A Corte de Apelação de Roma adiou novamente, nesta terça-feira (20), a análise do pedido de extradição da ex-deputada Carla Zambelli para o Brasil, onde ela foi condenada à prisão pelo Supremo Tribunal Federal (STF).
Ao final da audiência, os juízes italianos afirmaram que ainda não houve tempo suficiente para examinar as informações fornecidas pelo governo brasileiro sobre a penitenciária onde Zambelli cumprirá a pena, caso retorne ao país: a Penitenciária Feminina do Distrito Federal, conhecida como Colmeia.
O julgamento deve ser retomado na primeira quinzena de fevereiro. Em 18 de dezembro, o tribunal já havia postergado a decisão pela primeira vez, depois que os advogados da ex-deputada solicitaram mais tempo para analisar documentos enviados pelo Supremo.
Zambelli está detida na Itália desde julho
Zambelli está detida na Itália desde julho do ano passado, aguardando a decisão sobre a extradição solicitada pelo Brasil, após ter sido condenada duas vezes pelo Supremo.
Na primeira condenação, ela foi considerada culpada por ordenar invasões aos sistemas do Conselho Nacional de Justiça (CNJ), em parceria com o hacker Walter Delgatti.

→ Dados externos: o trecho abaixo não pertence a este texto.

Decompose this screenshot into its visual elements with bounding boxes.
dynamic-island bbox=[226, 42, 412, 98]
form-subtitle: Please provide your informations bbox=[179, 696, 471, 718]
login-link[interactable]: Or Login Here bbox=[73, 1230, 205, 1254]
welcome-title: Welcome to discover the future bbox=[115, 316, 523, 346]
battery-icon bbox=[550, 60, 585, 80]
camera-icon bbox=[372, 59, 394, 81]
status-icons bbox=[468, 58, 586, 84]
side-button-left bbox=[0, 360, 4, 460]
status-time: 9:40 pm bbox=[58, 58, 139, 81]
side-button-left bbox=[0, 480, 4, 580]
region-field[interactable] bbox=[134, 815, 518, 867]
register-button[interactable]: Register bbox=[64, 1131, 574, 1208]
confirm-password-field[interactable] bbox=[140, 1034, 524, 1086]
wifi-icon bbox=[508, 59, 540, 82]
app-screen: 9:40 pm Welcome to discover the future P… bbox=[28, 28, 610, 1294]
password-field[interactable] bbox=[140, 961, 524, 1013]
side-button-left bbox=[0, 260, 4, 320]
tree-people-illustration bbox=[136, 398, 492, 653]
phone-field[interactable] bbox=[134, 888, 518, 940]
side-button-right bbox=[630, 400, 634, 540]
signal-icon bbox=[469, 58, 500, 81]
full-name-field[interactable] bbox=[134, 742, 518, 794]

Na segunda, a ex-deputada foi condenada por porte ilegal de arma de fogo e constrangimento ilegal, em um episódio ocorrido em outubro de 2022, quando perseguiu um homem armado pelas ruas de São Paulo.
De acordo com informações enviadas à Itália pelo relator do caso, ministro Alexandre de Moraes, a penitenciária brasileira mantém padrões de salubridade, segurança e assistência às detentas, além de oferecer atendimento médico e cursos técnicos. Ele também ressaltou que nunca houve rebelião no local.
Zambelli deixou o país poucos dias antes do trânsito em julgado da primeira condenação, ou seja, antes de esgotarem todos os recursos e ser determinada a execução da pena.
Defesa aponta perseguição política
A defesa afirma que a ex-parlamentar sofre “perseguição judicial e política” no Brasil e questiona as condições carcerárias do país para o cumprimento da pena. Em outubro, o Ministério Público da Itália se manifestou a favor da extradição.
A ex-deputada perdeu o mandato por determinação do Supremo, mesmo após o plenário da Câmara ter aprovado sua permanência no cargo.
Pela jurisprudência da Corte, parlamentares condenados a regime fechado por período prolongado devem perder automaticamente o mandato, já que não teriam como exercer suas funções no Congresso.